The NHL released a 50-50 proposal to the public on Wednesday to much fanfare, part of a bid to save the season and help the agreement win wider support.
While it’s an offer that brings the two sides much closer to reaching a new collective agreement (CBA), financially speaking, contentious issues remain that will likely lead to players rejecting the deal on Thursday.
What follows is a breakdown of the most divisive elements in the proposal:
The NHL’s proposal says
Why it’s so contentious
“For each of the six (6) years of the CBA (and any additional one-year option) the Players’ Share shall be Fifty (50) per cent of Actual HRR”
The players do not appear to be wholly opposed to eventually settling for a 50-50 split of hockey-related revenue, but they do not want to take a pay cut from the contracts they have already signed. Those deals amount to at least 54 per cent of next season’s projected revenues and 51.5 per cent of revenues in 2013-14.
“Maximum contract length of five (5) years”
NHL players to this point have always been able to sign for as long as they wish, which has led to a considerable number of young stars landing contracts of 10 years or more. While some limit will likely be put in place, the National Hockey League Players’ Association is expected to contest a limit this low.
“Current HRR Accounting subject to mutual clarification of existing interpretations and settlements”

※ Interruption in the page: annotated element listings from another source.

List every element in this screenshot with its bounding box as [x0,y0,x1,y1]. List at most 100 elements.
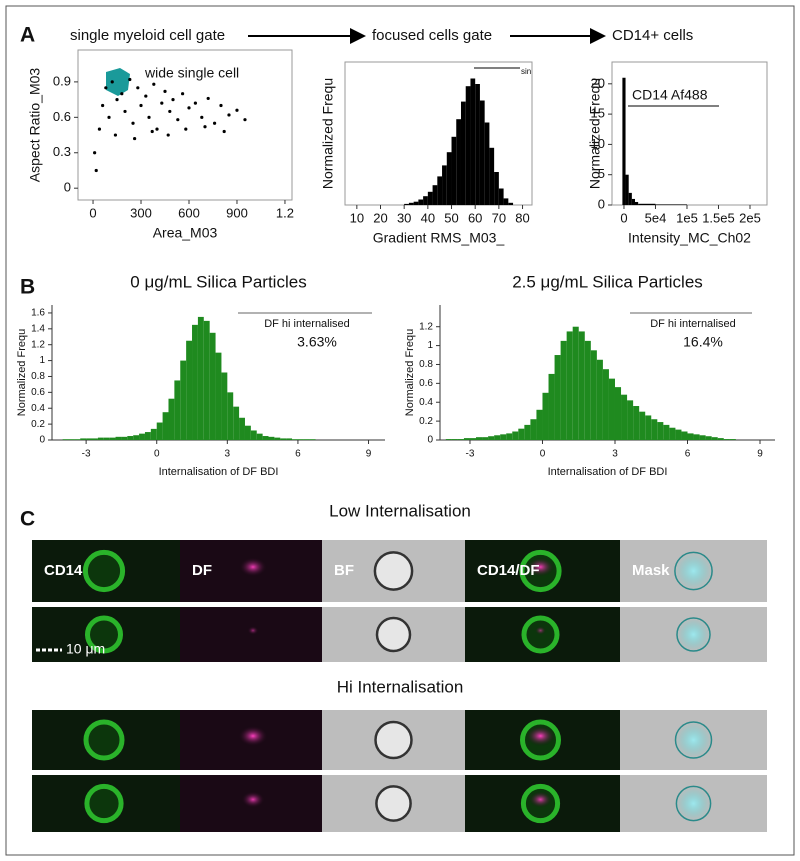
y-tick-label: 1.6 [31,308,45,319]
bar [268,436,275,440]
bar [548,373,555,440]
x-tick-label: 1.2 [276,205,294,220]
bar [109,437,116,440]
y-tick-label: 0 [39,435,45,446]
point [120,92,124,96]
bar [566,331,573,440]
cell [674,551,713,591]
point [184,127,188,131]
point [163,89,167,93]
bar [150,428,157,440]
bar [645,415,652,440]
point [155,127,159,131]
point [104,86,108,90]
panel-label: C [20,508,35,531]
bar [86,438,93,440]
x-tick-label: 60 [468,210,482,225]
bar [442,165,447,205]
bar [292,439,298,440]
point [168,109,172,114]
point [93,151,97,155]
gate-label: DF hi internalised [650,318,736,330]
y-axis-label: Aspect Ratio_M03 [27,68,43,183]
bar [560,340,567,440]
point [160,101,164,105]
bar [115,436,122,440]
chart-title: 2.5 μg/mL Silica Particles [512,272,703,291]
y-tick-label: 0.6 [31,387,45,398]
bar [489,147,495,205]
y-tick-label: 0.2 [419,416,433,427]
bar [621,394,628,440]
x-tick-label: 900 [226,205,248,220]
particles [528,791,553,808]
bar [203,320,210,440]
bar [717,438,724,440]
y-tick-label: 0 [598,196,605,211]
bar [681,431,688,440]
bar [512,431,519,440]
channel-label: CD14 [44,562,83,579]
point [133,136,137,141]
image-tile [180,607,322,662]
bar [494,435,501,440]
y-tick-label: 1 [427,340,433,351]
bar [503,198,509,205]
bar [280,438,287,440]
bar [221,372,228,440]
point [147,115,151,119]
plot-frame [77,49,293,201]
bar [97,437,104,440]
bar [470,78,476,205]
y-axis-label: Normalized Frequ [16,329,28,416]
x-tick-label: 70 [492,210,506,225]
plot-frame [611,61,768,206]
y-tick-label: 0.3 [53,144,71,159]
bar [627,400,634,440]
point [187,106,191,110]
point [222,129,226,134]
bar [80,438,87,440]
cell [374,720,413,760]
x-tick-label: 9 [757,449,763,460]
scale-label: 10 μm [66,641,105,657]
y-tick-label: 0.9 [53,73,71,88]
bar [209,332,216,440]
bar [705,436,712,440]
bar [638,203,656,205]
particles [239,557,267,577]
point [181,92,185,96]
bar [92,438,98,440]
bar [68,439,75,440]
point [206,96,210,101]
y-tick-label: 0.2 [31,419,45,430]
bar [572,326,579,440]
bar [244,425,251,440]
point [131,121,135,125]
x-tick-label: 0 [540,449,546,460]
bar [413,201,419,205]
cell [375,616,412,653]
point [128,77,132,82]
bar [723,439,730,440]
x-tick-label: 0 [89,205,96,220]
x-axis-label: Area_M03 [153,225,218,241]
bar [614,387,622,440]
point [176,118,180,122]
gate-label: DF hi internalised [264,318,350,330]
y-tick-label: 1.4 [31,323,45,334]
x-tick-label: 0 [620,210,627,225]
bar [451,439,458,440]
bar [309,439,316,440]
bar [663,424,670,440]
figure-border [5,5,795,856]
bar [133,435,140,440]
y-tick-label: 0 [64,180,71,195]
y-tick-label: 5 [598,166,605,181]
cell [373,551,414,591]
point [235,108,239,112]
channel-label: DF [192,562,212,579]
bar [554,355,561,440]
y-tick-label: 0.8 [419,359,433,370]
bar [669,427,676,440]
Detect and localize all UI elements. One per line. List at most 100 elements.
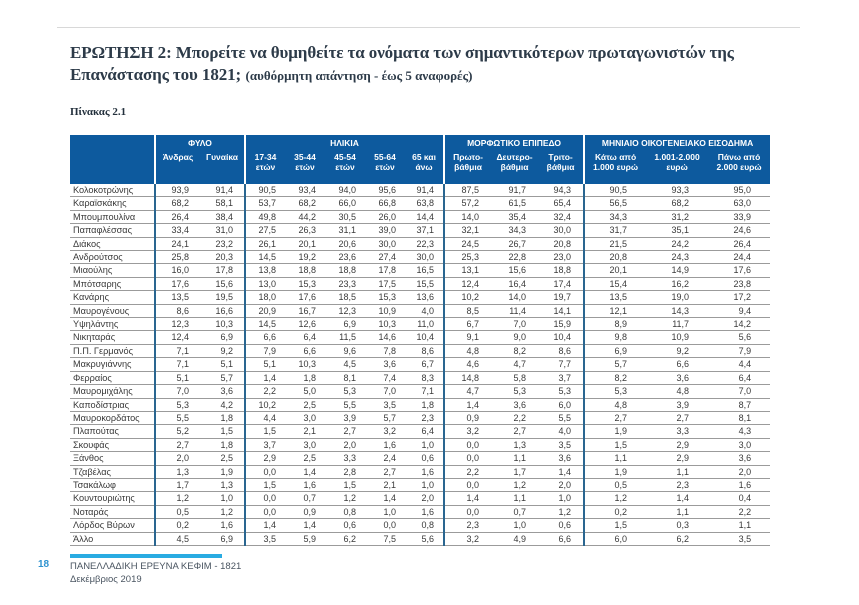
cell-value: 7,0 [491,317,539,332]
row-label: Μπότσαρης [70,277,155,292]
question-subtitle: (αυθόρμητη απάντηση - έως 5 αναφορές) [245,68,473,83]
cell-value: 3,3 [646,424,709,439]
cell-value: 2,2 [443,465,492,479]
cell-value: 3,2 [443,532,492,546]
cell-value: 68,2 [285,196,326,211]
cell-value: 3,0 [708,438,771,453]
cell-value: 2,9 [244,451,286,466]
col-header-income-mid: 1.001-2.000 ευρώ [646,150,709,184]
cell-value: 32,4 [538,210,585,225]
cell-value: 17,5 [365,277,406,292]
row-label: Μαυρομιχάλης [70,384,155,399]
cell-value: 2,5 [285,451,326,466]
cell-value: 5,5 [538,411,585,426]
table-caption: Πίνακας 2.1 [70,106,127,118]
cell-value: 9,6 [325,344,366,359]
cell-value: 27,5 [244,223,286,238]
cell-value: 3,7 [244,438,286,453]
row-label: Διάκος [70,237,155,252]
cell-value: 14,2 [708,317,771,332]
cell-value: 7,4 [365,371,406,386]
cell-value: 10,2 [443,290,492,305]
cell-value: 16,0 [154,263,200,278]
cell-value: 0,8 [405,518,445,533]
table-row: Μιαούλης 16,0 17,8 13,8 18,8 18,8 17,8 16,5 13,1… [70,263,771,278]
cell-value: 13,6 [405,290,445,305]
row-label: Κανάρης [70,290,155,305]
cell-value: 4,8 [583,398,647,412]
cell-value: 35,4 [491,210,539,225]
cell-value: 1,6 [405,505,445,520]
group-header-income: ΜΗΝΙΑΙΟ ΟΙΚΟΓΕΝΕΙΑΚΟ ΕΙΣΟΔΗΜΑ [583,135,771,150]
results-table: ΦΥΛΟ ΗΛΙΚΙΑ ΜΟΡΦΩΤΙΚΟ ΕΠΙΠΕΔΟ ΜΗΝΙΑΙΟ ΟΙ… [70,135,771,546]
cell-value: 14,0 [491,290,539,305]
table-row: Πλαπούτας 5,2 1,5 1,5 2,1 2,7 3,2 6,4 3,2 2,7 4,0 1… [70,424,771,439]
cell-value: 10,9 [646,330,709,345]
cell-value: 91,4 [405,184,445,198]
cell-value: 1,9 [583,465,647,479]
cell-value: 6,4 [708,371,771,386]
cell-value: 2,8 [325,465,366,479]
row-label: Φερραίος [70,371,155,386]
cell-value: 1,1 [646,465,709,479]
table-row: Κολοκοτρώνης 93,9 91,4 90,5 93,4 94,0 95,6 91,4… [70,184,771,198]
cell-value: 10,3 [285,357,326,372]
cell-value: 3,6 [708,451,771,466]
cell-value: 39,0 [365,223,406,238]
cell-value: 0,0 [443,478,492,493]
cell-value: 13,5 [583,290,647,305]
cell-value: 2,7 [154,438,200,453]
table-body: Κολοκοτρώνης 93,9 91,4 90,5 93,4 94,0 95,6 91,4… [70,184,771,546]
cell-value: 3,5 [708,532,771,546]
cell-value: 26,1 [244,237,286,252]
cell-value: 6,0 [538,398,585,412]
row-label: Λόρδος Βύρων [70,518,155,533]
cell-value: 22,8 [491,250,539,265]
cell-value: 23,6 [325,250,366,265]
col-header-edu-secondary: Δευτερο- βάθμια [491,150,539,184]
cell-value: 8,2 [491,344,539,359]
row-label: Τζαβέλας [70,465,155,479]
cell-value: 6,6 [646,357,709,372]
table-row: Ανδρούτσος 25,8 20,3 14,5 19,2 23,6 27,4 30,0 25… [70,250,771,265]
cell-value: 20,6 [325,237,366,252]
cell-value: 24,5 [443,237,492,252]
cell-value: 95,6 [365,184,406,198]
table-row: Μαυροκορδάτος 5,5 1,8 4,4 3,0 3,9 5,7 2,3 0,9 2,2… [70,411,771,426]
cell-value: 3,6 [491,398,539,412]
cell-value: 15,3 [365,290,406,305]
cell-value: 17,8 [365,263,406,278]
cell-value: 13,0 [244,277,286,292]
table-row: Διάκος 24,1 23,2 26,1 20,1 20,6 30,0 22,3 24,5 26… [70,237,771,252]
cell-value: 90,5 [583,184,647,198]
cell-value: 7,8 [365,344,406,359]
cell-value: 4,2 [200,398,246,412]
cell-value: 6,4 [285,330,326,345]
cell-value: 5,3 [154,398,200,412]
row-label: Νοταράς [70,505,155,520]
cell-value: 18,5 [325,290,366,305]
cell-value: 20,9 [244,304,286,319]
cell-value: 3,9 [646,398,709,412]
cell-value: 5,5 [325,398,366,412]
cell-value: 2,1 [285,424,326,439]
row-label: Καραϊσκάκης [70,196,155,211]
cell-value: 91,4 [200,184,246,198]
cell-value: 31,2 [646,210,709,225]
cell-value: 30,0 [405,250,445,265]
cell-value: 1,1 [491,451,539,466]
cell-value: 1,8 [285,371,326,386]
cell-value: 3,2 [443,424,492,439]
cell-value: 91,7 [491,184,539,198]
cell-value: 2,7 [491,424,539,439]
cell-value: 2,5 [285,398,326,412]
cell-value: 14,6 [365,330,406,345]
cell-value: 0,7 [285,491,326,506]
cell-value: 1,8 [405,398,445,412]
cell-value: 4,9 [491,532,539,546]
cell-value: 4,3 [708,424,771,439]
cell-value: 1,6 [285,478,326,493]
col-header-income-high: Πάνω από 2.000 ευρώ [708,150,771,184]
cell-value: 9,0 [491,330,539,345]
row-label: Σκουφάς [70,438,155,453]
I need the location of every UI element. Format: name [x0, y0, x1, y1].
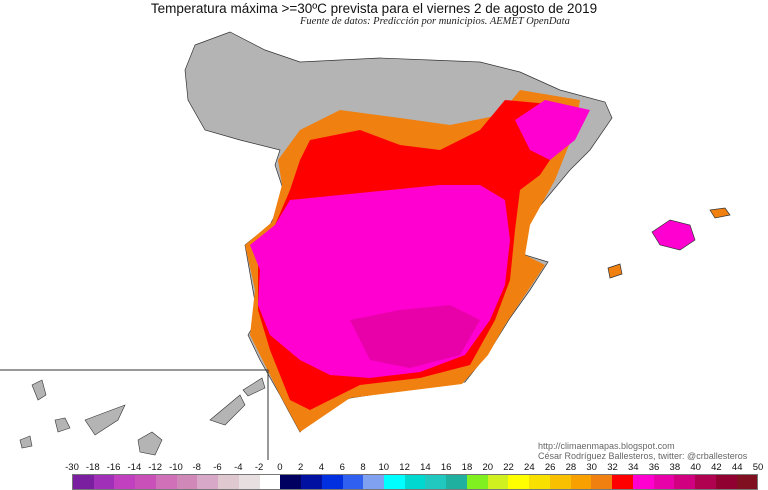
- legend-swatch: [549, 475, 571, 489]
- legend-label: 50: [752, 462, 764, 473]
- legend-bar: [72, 474, 758, 490]
- legend-labels: -30 -18 -16 -14 -12 -10 -8 -6 -4 -2 0 2 4 6 8 10 12 14 16 1…: [65, 462, 763, 473]
- legend-swatch: [695, 475, 716, 489]
- legend-label: -30: [65, 462, 79, 473]
- legend-swatch: [135, 475, 156, 489]
- island-gran-canaria: [137, 431, 163, 456]
- balearic-ibiza: [607, 263, 623, 279]
- legend-swatch: [218, 475, 239, 489]
- legend-swatch: [114, 475, 136, 489]
- balearic-mallorca: [651, 219, 696, 251]
- legend-swatch: [466, 475, 488, 489]
- legend-label: 42: [711, 462, 722, 473]
- zone-34-36-ebro: [515, 100, 590, 160]
- map-title: Temperatura máxima >=30ºC prevista para …: [150, 1, 598, 16]
- legend-label: 44: [731, 462, 743, 473]
- legend-swatch: [363, 475, 385, 489]
- island-lanzarote: [242, 377, 266, 397]
- legend-swatch: [508, 475, 530, 489]
- legend-label: 30: [586, 462, 597, 473]
- legend-label: 20: [482, 462, 494, 473]
- legend-swatch: [342, 475, 364, 489]
- legend-swatch: [155, 475, 177, 489]
- legend-swatch: [259, 475, 281, 489]
- legend-swatch: [715, 475, 737, 489]
- island-la-palma: [31, 379, 47, 401]
- legend-label: 38: [669, 462, 681, 473]
- legend-label: 22: [503, 462, 514, 473]
- legend-label: 14: [420, 462, 431, 473]
- island-fuerteventura: [209, 394, 246, 426]
- inset-border: [0, 369, 269, 460]
- legend-swatch: [301, 475, 322, 489]
- legend-swatch: [425, 475, 447, 489]
- legend-label: -2: [254, 462, 264, 473]
- legend-swatch: [73, 475, 94, 489]
- island-el-hierro: [19, 435, 33, 449]
- legend-label: 6: [339, 462, 345, 473]
- legend-label: 8: [360, 462, 366, 473]
- balearic-menorca: [709, 207, 731, 219]
- legend-swatch: [197, 475, 219, 489]
- legend-label: -8: [192, 462, 201, 473]
- legend-label: 16: [440, 462, 452, 473]
- credits-url: http://climaenmapas.blogspot.com: [538, 441, 675, 451]
- legend-label: 28: [565, 462, 577, 473]
- credits: http://climaenmapas.blogspot.com César R…: [538, 441, 747, 461]
- legend-swatch: [93, 475, 115, 489]
- legend-swatch: [321, 475, 343, 489]
- legend-swatch: [632, 475, 654, 489]
- legend-swatch: [529, 475, 550, 489]
- legend-swatch: [404, 475, 426, 489]
- legend-swatch: [674, 475, 696, 489]
- canary-islands-inset: [0, 369, 269, 460]
- legend-swatch: [446, 475, 467, 489]
- legend-swatch: [487, 475, 509, 489]
- legend-label: -12: [148, 462, 163, 473]
- legend-swatch: [384, 475, 405, 489]
- color-legend: -30 -18 -16 -14 -12 -10 -8 -6 -4 -2 0 2 4 6 8 10 12 14 16 1…: [65, 462, 763, 490]
- zone-36-38: [350, 305, 480, 368]
- legend-swatch: [612, 475, 633, 489]
- legend-label: 32: [607, 462, 618, 473]
- legend-label: 2: [298, 462, 304, 473]
- legend-swatch: [280, 475, 302, 489]
- map-subtitle: Fuente de datos: Predicción por municipi…: [300, 16, 570, 27]
- legend-label: 34: [627, 462, 639, 473]
- legend-label: 10: [378, 462, 390, 473]
- legend-label: -18: [85, 462, 100, 473]
- legend-swatch: [653, 475, 675, 489]
- legend-label: -4: [234, 462, 243, 473]
- legend-label: 4: [318, 462, 325, 473]
- legend-swatch: [570, 475, 592, 489]
- island-la-gomera: [54, 417, 71, 433]
- legend-label: 0: [277, 462, 283, 473]
- legend-swatch: [736, 475, 758, 489]
- legend-label: -16: [106, 462, 121, 473]
- legend-label: 26: [544, 462, 556, 473]
- legend-label: -6: [213, 462, 222, 473]
- legend-swatch: [176, 475, 198, 489]
- island-tenerife: [84, 404, 126, 436]
- legend-swatch: [238, 475, 260, 489]
- legend-label: 36: [648, 462, 660, 473]
- legend-label: -10: [169, 462, 183, 473]
- legend-label: -14: [127, 462, 142, 473]
- legend-label: 24: [524, 462, 535, 473]
- credits-author: César Rodríguez Ballesteros, twitter: @c…: [538, 451, 748, 461]
- legend-label: 40: [690, 462, 701, 473]
- legend-label: 18: [461, 462, 473, 473]
- legend-swatch: [591, 475, 613, 489]
- legend-label: 12: [399, 462, 410, 473]
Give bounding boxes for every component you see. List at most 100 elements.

In previous proposals, the league had discussed redefining what was considered hockey-related revenue. The players believe this wording could indicate further tinkering with HRR definitions, which they oppose as it may lower their share of overall revenues. The league denies it will.
“The League proposes to make Players “whole” for the absolute reduction in Players’ Share dollars (when compared to 2011/12) that is attributable to the economic terms of the new CBA (the “Share Reduction”)”
By far the most complex and difficult-to-understand legalese in the proposal, the league’s make whole provision is likely also its back breaker. The players’ No. 1 request in negotiations to date has been to be paid the full value for their existing contracts, something the owners propose to do in this agreement by taking money (estimated to be $210-million U.S.) from players in Years 3 through 6 of the deal to meet the contractual commitments in Years 1 and 2. That would then essentially drop the players’ share into the 48- or 49-per-cent range rather than the 50-50 split proposed for the final four years.
“Entry Level System commitment will be limited to two (2) years (covering two full seasons) for all Players who sign their first SPC between the ages of 18 and 24”
“Maintenance of existing Salary Arbitration System subject to... eligibility for election moved to five years of professional experience (from the current four years)”
Players believe making entry level deals (Standard Player Contracts) shorter and moving arbitration eligibility later will leave a large group of young players entering their third, fourth and fifth seasons without a contract and without any way to negotiate a deal beyond holding out. Currently, arbitration acts a “fail-safe” for getting a “fair” deal done for many of these players. The league, however, believes too many unproven young players are being paid well too early in their careers.